Gás Natural

GNL chega ao Brasil com dinheiro estrangeiro apoiando importações

O Brasil não está mais esperando à margem do boom global do gás natural.

O país latino-americano está prestes a dobrar o número de instalações que podem superaquecer o gás de um líquido para entrega às usinas de energia do país. Investidores estrangeiros da BP Plc e da empresa de investimentos norte-americana Stonepeak Infrastructure Partners estão apoiando projetos para importar gás natural liquefeito, à medida que o país abre seus mercados de energia à concorrência, encerrando o monopólio virtual de décadas da Petrobras.

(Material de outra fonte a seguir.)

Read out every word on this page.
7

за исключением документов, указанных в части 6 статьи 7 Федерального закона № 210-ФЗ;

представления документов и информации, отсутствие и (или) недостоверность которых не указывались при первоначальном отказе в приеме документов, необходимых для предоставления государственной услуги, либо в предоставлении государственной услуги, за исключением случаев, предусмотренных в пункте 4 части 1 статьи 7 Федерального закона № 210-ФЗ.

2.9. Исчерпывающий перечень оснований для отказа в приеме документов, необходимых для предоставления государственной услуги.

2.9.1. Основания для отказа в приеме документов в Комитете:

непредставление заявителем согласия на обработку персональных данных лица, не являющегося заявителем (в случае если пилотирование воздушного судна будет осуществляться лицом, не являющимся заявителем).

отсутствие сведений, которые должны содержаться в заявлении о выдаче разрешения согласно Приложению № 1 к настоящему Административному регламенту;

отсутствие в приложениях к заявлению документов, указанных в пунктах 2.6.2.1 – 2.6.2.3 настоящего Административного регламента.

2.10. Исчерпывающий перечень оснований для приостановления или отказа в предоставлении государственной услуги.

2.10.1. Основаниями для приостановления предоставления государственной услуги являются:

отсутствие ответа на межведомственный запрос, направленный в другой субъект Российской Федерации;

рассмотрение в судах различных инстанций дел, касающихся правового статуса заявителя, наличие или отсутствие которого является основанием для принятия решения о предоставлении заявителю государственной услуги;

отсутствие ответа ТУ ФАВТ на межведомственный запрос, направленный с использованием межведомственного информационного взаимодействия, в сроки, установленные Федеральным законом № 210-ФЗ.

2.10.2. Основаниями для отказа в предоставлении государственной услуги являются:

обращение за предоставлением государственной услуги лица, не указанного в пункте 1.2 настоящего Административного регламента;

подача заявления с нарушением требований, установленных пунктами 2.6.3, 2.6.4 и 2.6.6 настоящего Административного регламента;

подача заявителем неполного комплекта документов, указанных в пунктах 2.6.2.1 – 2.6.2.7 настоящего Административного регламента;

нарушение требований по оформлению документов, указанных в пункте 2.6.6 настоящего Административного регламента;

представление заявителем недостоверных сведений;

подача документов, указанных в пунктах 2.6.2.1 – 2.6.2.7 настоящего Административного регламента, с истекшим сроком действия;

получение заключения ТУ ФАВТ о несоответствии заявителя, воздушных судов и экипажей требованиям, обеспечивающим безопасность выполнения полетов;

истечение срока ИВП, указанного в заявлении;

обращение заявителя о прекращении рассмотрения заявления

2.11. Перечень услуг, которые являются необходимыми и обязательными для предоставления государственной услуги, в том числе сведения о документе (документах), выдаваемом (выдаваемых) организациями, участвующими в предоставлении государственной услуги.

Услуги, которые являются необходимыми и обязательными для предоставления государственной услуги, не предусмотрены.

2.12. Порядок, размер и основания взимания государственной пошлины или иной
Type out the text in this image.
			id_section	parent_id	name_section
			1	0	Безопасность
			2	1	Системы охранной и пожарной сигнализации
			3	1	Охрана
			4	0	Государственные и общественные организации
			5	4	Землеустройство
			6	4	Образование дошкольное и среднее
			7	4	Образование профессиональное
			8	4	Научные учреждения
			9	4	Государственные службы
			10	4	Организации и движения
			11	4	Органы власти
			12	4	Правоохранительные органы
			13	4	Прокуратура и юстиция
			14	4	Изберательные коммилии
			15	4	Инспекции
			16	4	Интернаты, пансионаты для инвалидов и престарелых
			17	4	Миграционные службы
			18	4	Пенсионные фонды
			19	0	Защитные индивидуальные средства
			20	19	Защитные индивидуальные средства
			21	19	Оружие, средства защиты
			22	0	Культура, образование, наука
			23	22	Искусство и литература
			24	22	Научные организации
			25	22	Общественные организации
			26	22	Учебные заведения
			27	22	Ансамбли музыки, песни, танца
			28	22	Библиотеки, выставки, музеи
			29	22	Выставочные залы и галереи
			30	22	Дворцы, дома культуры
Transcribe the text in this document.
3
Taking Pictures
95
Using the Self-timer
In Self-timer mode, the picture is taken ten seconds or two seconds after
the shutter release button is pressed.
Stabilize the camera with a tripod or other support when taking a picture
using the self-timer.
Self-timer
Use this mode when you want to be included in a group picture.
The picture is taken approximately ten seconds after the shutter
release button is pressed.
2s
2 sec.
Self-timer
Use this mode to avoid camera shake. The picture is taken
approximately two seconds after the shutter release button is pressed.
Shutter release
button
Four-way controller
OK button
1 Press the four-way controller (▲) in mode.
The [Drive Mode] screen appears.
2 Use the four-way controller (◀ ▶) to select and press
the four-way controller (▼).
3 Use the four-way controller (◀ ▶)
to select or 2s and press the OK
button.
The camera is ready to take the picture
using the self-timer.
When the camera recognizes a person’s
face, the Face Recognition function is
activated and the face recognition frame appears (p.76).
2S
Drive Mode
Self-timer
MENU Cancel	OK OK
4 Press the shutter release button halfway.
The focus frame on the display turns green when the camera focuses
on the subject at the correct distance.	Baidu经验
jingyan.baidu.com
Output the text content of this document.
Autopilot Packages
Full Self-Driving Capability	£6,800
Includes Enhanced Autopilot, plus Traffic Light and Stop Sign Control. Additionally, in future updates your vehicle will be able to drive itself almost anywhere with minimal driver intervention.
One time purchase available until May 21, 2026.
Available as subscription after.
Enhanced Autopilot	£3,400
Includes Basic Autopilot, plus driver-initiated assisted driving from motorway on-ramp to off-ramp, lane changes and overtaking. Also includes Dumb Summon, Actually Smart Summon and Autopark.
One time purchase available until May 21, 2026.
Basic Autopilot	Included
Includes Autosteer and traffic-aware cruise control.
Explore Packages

O aumento da capacidade de importação marca uma mudança para o Brasil, que não tem sido um participante importante no crescente comércio de GNL. A maioria das usinas do país é alimentada por barragens hidrelétricas, e o gás produzido na região offshore do pré-sal ajudou a atender às necessidades domésticas. Mas o GNL está mais barato do que nunca em meio a um excesso global, aumentando o apelo do combustível para o Brasil, já que o presidente Jair Bolsonaro procura atrair investimentos externos para a indústria e cortar custos para os consumidores.

“O preço do GNL é tão barato que agora há um monte de cargas no Oceano Atlântico à procura de clientes”, disse Cesario Cecchi, diretor da Agência Nacional de Petróleo, em entrevista.

A Petroleo Brasileiro SA, como a Petrobras é formalmente conhecida, opera três instalações flutuantes de importação de GNL na costa brasileira. Mais quatro estão a caminho e todos são apoiados por investidores estrangeiros.

A Golar LNG Ltd, com sede nas Bermudas, está comissionando uma embarcação no norte do Brasil que fornecerá gás para uma nova usina programada para começar em janeiro, projeto também financiado pela Stonepeak. A Golar está buscando outras duas instalações flutuantes de GNL no país. A Gas Natural Acu, uma joint venture entre a brasileira Prumo Logistica SA, a BP e a Siemens AG, está planejando um projeto de importação que deve começar em março.

Embora algumas das propostas sejam anteriores à posse de Bolsonaro, elas acontecem quando a indústria de gás do Brasil passa por uma transformação dramática. Enquanto o Brasil trabalha há anos para renovar o mercado, o plano do Novo Mercado de Gás de Bolsonaro visa promover a concorrência, aumentar o uso de combustível na geração de energia e otimizar a regulamentação.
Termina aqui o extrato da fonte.